In the film, Celie’s self-awareness and confidence builds steadily in the presence of Shug Avery (Taraji P. Henson), the free-spirited, local celebrity and, later, Celie’s lover and friend. While still suffering at home, Celie comes into her own much sooner than in the original film. She’s comfortable wearing sequins and lipstick, and her bond with Shug is more pronounced.

Bazawule’s intention was to oscillate between joy and pain, a very human approach, he said. “We never wallow in just pain. Certainly, a people who have birthed such beautiful manifestations to this world, there’s no way that Black people just deal with pain. It’s impossible,” he said. “When you hear gospel, when you hear jazz, when you hear all these things, that’s turning pain into power.”

He explained that the pain-joy approach “gave us a much fuller picture of her struggles. It was also the back and forth between her reality and her fantasies, and that is also a very important place, a refuge, in a way, for someone like her who was dealing with an external abuser. She could create a world in which she was more powerful than her abuser.”

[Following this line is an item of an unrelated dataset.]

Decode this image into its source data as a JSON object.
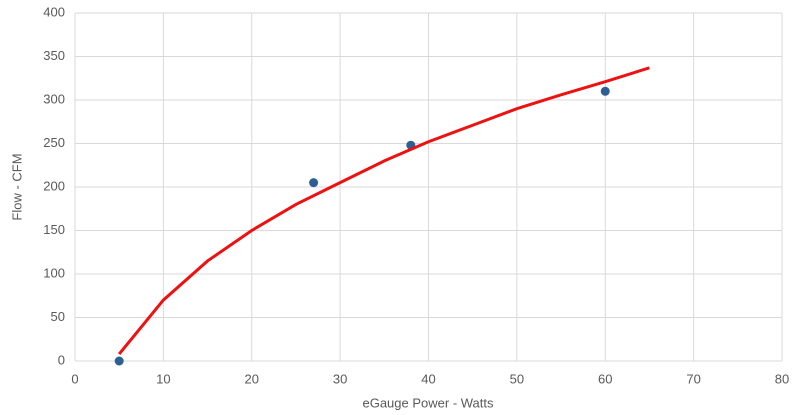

Celie experiences bliss in part through dance. However, Barrino-Taylor, known for gospel and R&B ballads, wasn’t used to up-tempo movement.

“When they first said I had to learn how to tap dance, I thought everybody was crazy,” she said, giggling. “I literally laughed, I cried, I laughed, I cried. I was terrified. I didn’t even think my feet were going to move.”

The process was challenging, but Barrino-Taylor stuck with it. After a full day of shooting on location in Georgia, she dragged herself into her garage, armed with a pair of tap shoes and got to work. “We wouldn’t get home until, like, 6, 7 o’clock in the morning. But I would go in there, put my tights on, and I would practice. Because I knew on the day when we filmed, I needed to allow Celie to take over, not be thinking 1-2-3-4, ba-ba-ba-ba, ba-ba-ba-ba,” she rhythmed.